Moscovici n'est pas seul. Il gravite dans une nébuleuse contreculturelle l'on trouve les sociologues Edgar Morin et Alain Touraine, les écrivains régionalistes Robert Laffont et Bernard Charbonneau, les écologistes du groupe ECOROPA et le Groupe des Dix de Jacques Robin. Dès le début des années 70, il rejoint les Amis de la Terre où il rencontre Brice Lalonde, qui deviendra son porte-voix en politique. Moscovici, lui, même s'il a été parfois candidat à des élections, ne croit pas à la construction d'un parti écologiste centralisé. II préfère la notion de réseau fédérant des mouvements féministes, écologistes, régionalistes, pacifistes. Moscovici a eu une certaine influence sur la deuxième gauche, notamment sur Alain Touraine qui travaillera pendant deux ans sur le mouvement antinucléaire. Dans La Prophétie antinucléaire, (Seuil, 1980) il écrit :
« Explorant les luttes sociales d'aujourd'hui pour y découvrir le mouvement social et le conflit qui pourraient jouer demain le rôle central qui a été celui du mouvement ouvrier et des conflits du travail dans la société industrielle, nous attendons de la lutte antinucléaire qu'elle soit la plus chargée de mouvement social et de contesta tion, la plus directement porteuse d'un contre-modèle de société.»
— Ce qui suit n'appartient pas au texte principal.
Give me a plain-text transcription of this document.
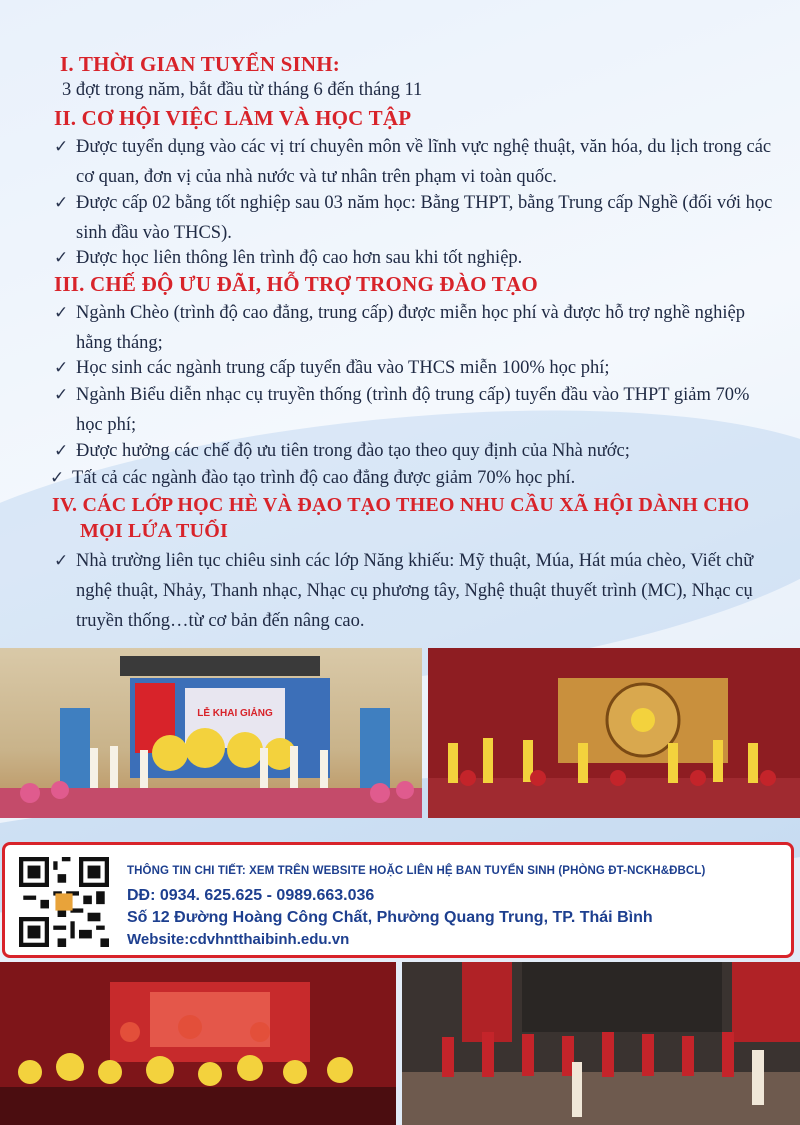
I. THỜI GIAN TUYỂN SINH:
3 đợt trong năm, bắt đầu từ tháng 6 đến tháng 11
II. CƠ HỘI VIỆC LÀM VÀ HỌC TẬP
✓ Được tuyển dụng vào các vị trí chuyên môn về lĩnh vực nghệ thuật, văn hóa, du lịch trong các cơ quan, đơn vị của nhà nước và tư nhân trên phạm vi toàn quốc.
✓ Được cấp 02 bằng tốt nghiệp sau 03 năm học: Bằng THPT, bằng Trung cấp Nghề (đối với học sinh đầu vào THCS).
✓ Được học liên thông lên trình độ cao hơn sau khi tốt nghiệp.
III. CHẾ ĐỘ ƯU ĐÃI, HỖ TRỢ TRONG ĐÀO TẠO
✓ Ngành Chèo (trình độ cao đẳng, trung cấp) được miễn học phí và được hỗ trợ nghề nghiệp hằng tháng;
✓ Học sinh các ngành trung cấp tuyển đầu vào THCS miễn 100% học phí;
✓ Ngành Biểu diễn nhạc cụ truyền thống (trình độ trung cấp) tuyển đầu vào THPT giảm 70% học phí;
✓ Được hưởng các chế độ ưu tiên trong đào tạo theo quy định của Nhà nước;
✓ Tất cả các ngành đào tạo trình độ cao đẳng được giảm 70% học phí.
IV. CÁC LỚP HỌC HÈ VÀ ĐẠO TẠO THEO NHU CẦU XÃ HỘI DÀNH CHO
MỌI LỨA TUỔI
✓ Nhà trường liên tục chiêu sinh các lớp Năng khiếu: Mỹ thuật, Múa, Hát múa chèo, Viết chữ nghệ thuật, Nhảy, Thanh nhạc, Nhạc cụ phương tây, Nghệ thuật thuyết trình (MC), Nhạc cụ truyền thống…từ cơ bản đến nâng cao.
LỄ KHAI GIẢNG
THÔNG TIN CHI TIẾT: XEM TRÊN WEBSITE HOẶC LIÊN HỆ BAN TUYỂN SINH (PHÒNG ĐT-NCKH&ĐBCL)
DĐ: 0934. 625.625 - 0989.663.036
Số 12 Đường Hoàng Công Chất, Phường Quang Trung, TP. Thái Bình
Website:cdvhntthaibinh.edu.vn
C'était l'époque où André Gorz parlait d'« électrofascisme » à propos d'EDF. Tout un courant de la deuxième gauche et de l'extrême-gauche identifiera ainsi l'énergie nucléaire au totalitarisme, parce qu'elle incarne au plus haut point les valeurs de l'Etat-nation : armée, centralisation, progrès technique. Le slogan « société nucléaire, société policière, société totalitaire » sera l'un des mots d'ordre qui conduira à des assassinats d'ingénieurs et de dirigeants du secteur nucléaire, au premier rang desquels Georges Besse et René Audran.
En réalité, ce contre-modèle fera long feu. Brice Lalonde commencera sa carrière dans un rôle de « gauchiste romantique » selon sa propre expression. Il la terminera assez lamentablement auprès du libéral Alain Madelin après avoir tenté de manger à tous les rateliers. Entre-temps, il aura été candidat de tous les écologistes à l'élection présidentielle de 1981 (3,9% des voix) ; en 1984, il dirigera la liste ERE (Entente radicale écologiste) aux élections européennes, avec Olivier Stirn et François Doubin. En 1988, il soutient François Mitterrand pour un second mandat, ce qui lui vaudra un portefeuille de ministre de l'Environnement dans le gouvernement Rocard. C'est à cette époque qu'il lance son mouvement Génération Ecologie, avec de prestigieux parrainages (Haroun Tazieff, le Pr Minkowski, Jean-Louis Borloo, Bernard Clavel, Noel Mamère, etc.). On trouve aussi des militants écologistes de la première heure tels que Corinne Lepage et son mari Christian Huglo, Hugues de Jouvenel, le responsable des Futuribles, les journalistes Guy Konopnicki et Guy Aznar, ou encore la député socialiste Marie-Noëlle Lienemann. Le succès initial aux élections régionales de 1992 se révélera être un feu de paille et le mouvement se délitera très vite du fait de la pratique autocratique de Brice Lalonde, qui n'est finalement libertaire que vis-à-vis du pouvoir des autres. La versatilité de la ligne politique de Lalonde et la montée en puissance de Dominique Voynet au sein des Verts feront le reste. L'essentiel des fondateurs quitte le mouvement pour créer des mouvements dissidents qui iront, au bout de quelques années, rejoindre les Verts. Brice Lalonde continuera seul son chemin en soutenant successivement Michel Rocard, Edouard Balladur, Raymond Barre, Jacques Chirac et Alain Madelin.